Les remarques, les rires et les moqueries fusaient dans la salle. Cette humaine en question, au centre de l'attention, c'était Evelyn. Sa tête tournait, sa vue se brouillait, elle tenait à peine debout alors que la nausée la rattrapait pour l'asséner de coups dans le ventre, elle ne tiendrait pas longtemps en restant ici. Bousculant la foule, elle s'enfuyait à travers les couloirs, elle avait besoin d'être au calme, elle brûlait de l'intérieur. 

Alors qu'elle fuyait, le combat devenait plus sérieux...

Harlow se mit à esquiver les attaques agressives et irréfléchies de son frère de justesse à chaque fois. Voilà longtemps qu'il n'avait pas affronté un adversaire d'un tel niveau sous sa forme contrôlée, surtout, quelqu'un ressortant de la même école que lui.

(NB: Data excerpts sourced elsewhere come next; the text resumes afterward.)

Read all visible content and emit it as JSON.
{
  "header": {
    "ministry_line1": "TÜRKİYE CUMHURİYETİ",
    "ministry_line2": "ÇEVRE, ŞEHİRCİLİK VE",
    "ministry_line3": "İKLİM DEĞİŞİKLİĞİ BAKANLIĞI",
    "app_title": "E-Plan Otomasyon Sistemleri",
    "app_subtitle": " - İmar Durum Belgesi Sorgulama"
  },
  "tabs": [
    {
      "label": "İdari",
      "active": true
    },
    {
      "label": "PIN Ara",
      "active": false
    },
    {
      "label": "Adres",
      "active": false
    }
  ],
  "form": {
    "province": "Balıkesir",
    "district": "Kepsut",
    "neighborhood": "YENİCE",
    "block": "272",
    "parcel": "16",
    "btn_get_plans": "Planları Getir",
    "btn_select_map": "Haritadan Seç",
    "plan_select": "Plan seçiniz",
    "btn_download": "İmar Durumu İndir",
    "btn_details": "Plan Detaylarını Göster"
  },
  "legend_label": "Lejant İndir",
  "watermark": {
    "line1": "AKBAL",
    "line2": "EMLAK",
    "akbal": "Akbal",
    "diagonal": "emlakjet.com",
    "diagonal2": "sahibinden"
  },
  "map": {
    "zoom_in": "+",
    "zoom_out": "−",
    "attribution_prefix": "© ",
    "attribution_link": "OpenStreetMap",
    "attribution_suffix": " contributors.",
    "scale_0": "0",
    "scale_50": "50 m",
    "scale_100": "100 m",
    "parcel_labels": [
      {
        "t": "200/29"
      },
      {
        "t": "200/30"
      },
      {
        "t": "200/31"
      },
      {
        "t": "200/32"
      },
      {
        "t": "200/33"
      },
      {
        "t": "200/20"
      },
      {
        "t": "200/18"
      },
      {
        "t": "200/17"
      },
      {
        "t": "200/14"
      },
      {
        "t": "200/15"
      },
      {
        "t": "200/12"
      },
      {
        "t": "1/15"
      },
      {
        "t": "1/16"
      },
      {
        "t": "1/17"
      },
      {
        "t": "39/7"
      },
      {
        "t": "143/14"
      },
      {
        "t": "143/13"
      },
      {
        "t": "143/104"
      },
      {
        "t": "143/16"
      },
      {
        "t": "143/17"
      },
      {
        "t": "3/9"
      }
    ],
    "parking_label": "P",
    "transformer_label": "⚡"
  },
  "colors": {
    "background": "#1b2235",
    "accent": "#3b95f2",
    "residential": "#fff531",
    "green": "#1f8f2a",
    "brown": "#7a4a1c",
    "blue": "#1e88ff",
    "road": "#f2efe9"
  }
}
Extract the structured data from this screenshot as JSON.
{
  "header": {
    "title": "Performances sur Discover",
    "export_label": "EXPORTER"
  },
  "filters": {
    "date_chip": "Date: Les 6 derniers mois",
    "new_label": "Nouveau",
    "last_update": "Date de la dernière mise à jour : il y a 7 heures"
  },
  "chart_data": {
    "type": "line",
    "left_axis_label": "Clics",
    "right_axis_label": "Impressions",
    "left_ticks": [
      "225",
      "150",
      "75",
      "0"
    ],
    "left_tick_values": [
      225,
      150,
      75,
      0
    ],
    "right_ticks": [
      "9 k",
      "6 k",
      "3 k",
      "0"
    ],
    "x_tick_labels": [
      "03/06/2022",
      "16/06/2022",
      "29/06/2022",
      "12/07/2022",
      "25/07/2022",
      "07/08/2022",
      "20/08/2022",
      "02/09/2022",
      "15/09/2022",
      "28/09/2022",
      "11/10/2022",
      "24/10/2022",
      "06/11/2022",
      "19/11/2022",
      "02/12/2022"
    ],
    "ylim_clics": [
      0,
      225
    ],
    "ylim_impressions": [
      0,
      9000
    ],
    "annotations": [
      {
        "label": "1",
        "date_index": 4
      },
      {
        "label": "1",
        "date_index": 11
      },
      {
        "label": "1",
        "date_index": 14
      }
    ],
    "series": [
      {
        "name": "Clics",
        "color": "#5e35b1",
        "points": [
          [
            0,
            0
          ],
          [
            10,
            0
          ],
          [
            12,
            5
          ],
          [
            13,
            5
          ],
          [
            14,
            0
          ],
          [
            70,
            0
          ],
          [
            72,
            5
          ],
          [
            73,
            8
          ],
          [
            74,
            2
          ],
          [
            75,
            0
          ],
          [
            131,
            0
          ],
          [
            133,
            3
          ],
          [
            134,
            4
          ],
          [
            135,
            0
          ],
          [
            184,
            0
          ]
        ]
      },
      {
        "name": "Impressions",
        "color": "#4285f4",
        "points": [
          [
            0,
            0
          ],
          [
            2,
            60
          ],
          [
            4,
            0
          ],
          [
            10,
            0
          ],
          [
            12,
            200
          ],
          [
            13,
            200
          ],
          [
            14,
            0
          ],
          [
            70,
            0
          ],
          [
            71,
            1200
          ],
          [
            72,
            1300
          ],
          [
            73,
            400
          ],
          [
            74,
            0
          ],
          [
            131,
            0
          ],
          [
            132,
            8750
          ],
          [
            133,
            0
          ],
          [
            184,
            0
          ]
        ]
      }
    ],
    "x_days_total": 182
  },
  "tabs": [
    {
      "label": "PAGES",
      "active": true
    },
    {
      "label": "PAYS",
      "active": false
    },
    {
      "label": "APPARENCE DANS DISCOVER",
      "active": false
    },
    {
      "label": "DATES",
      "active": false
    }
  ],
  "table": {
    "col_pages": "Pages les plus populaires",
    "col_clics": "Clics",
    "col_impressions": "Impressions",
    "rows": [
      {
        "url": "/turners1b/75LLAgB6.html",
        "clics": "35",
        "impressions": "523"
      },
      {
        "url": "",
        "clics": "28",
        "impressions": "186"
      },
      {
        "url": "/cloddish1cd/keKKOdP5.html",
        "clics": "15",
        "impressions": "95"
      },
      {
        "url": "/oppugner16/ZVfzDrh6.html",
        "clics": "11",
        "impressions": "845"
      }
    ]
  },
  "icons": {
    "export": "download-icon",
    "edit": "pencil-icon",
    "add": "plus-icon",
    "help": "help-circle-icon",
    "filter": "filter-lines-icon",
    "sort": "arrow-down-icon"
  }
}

Autour d'eux, les nobles poussaient des grands cris autant de stupeur que d'effroi. Certains étaient tombés au sol, et criaient comme des désespérés, d'autres encore, rigolaient derrière leurs masques d'hypocrites.

Malheureusement, les deux commençaient à se rapprocher d'un coin de la salle. Si Harlow se retrouvait coincé, il allait réellement se faire tuer, il devait contre-attaquer, envers et contre tous. Il saisit le poing de son frère, lancé à pleine vitesse, difficilement, avant de lui mettre un crochet en pleine mâchoire. Harker paraissait dans un si piteux état qu'il ne prit pas la peine d'esquiver. Ce coup ne lui ferait absolument rien, se disait-il. Pourtant, il avait tort de le croire, au moment de frapper sa mâchoire, Harlow sortit son célèbre poignard de sa manche, lu arrachant littéralement une de ses canines, avant qu'il ne soit propulsé contre le mur. Tandis que son frère poussait un cri de désespoir devant le sang qui coulait de sa bouche, il savait que son frère tenait à son apparence par dessus tout. Harker trouvera peut-être une meilleure occupation en pleurant tous les jours au lieu de s'attaquer aux jeunes femmes. 

Sonné, ses cheveux laissèrent couler quelques gouttes de sang sur son visage. Malgré son incroyable esquive, liée à son sens de l'observation et ses réflexes surentraînés. Harlow ne parvint pas à éviter tous les coups. En voulant se relever, il se rendit compte que son épaule était peut-être déboîté, en plus de ses nombreuses blessures, il avait l'impression d'avoir été broyé. Pourtant, il zieutait la foule, mais le visage d'Evelyn demeurait introuvable. 

Lorsque les gardes essayaient de maîtriser le prince Harker, inconsolable. Le banquet signait sa fin, le spectacle était terminé. Il était impératif de retrouver Evelyn, qui sait ce qui pouvait lui arriver d'autre. 

Titubant dans les couloirs, elle pensait s'être perdue, ne reconnaissant même plus l'endroit, elle semblait tourner en rond. Sa vision devenait de plus en plus trouble ce qui ne l'empêchait pas de se prendre un mur ou un deux. Heureusement pour elle, Harlow pu la retrouver grâce à sa vive voix.

– Si je continue par là, je dois arriver chez moi. Hum, oui, c'est ça. Elros est peut-être là ou maman. Se parler à elle-même ne l'aiderait pas à retrouver son frère, peut-être que si elle criait... Elros ! 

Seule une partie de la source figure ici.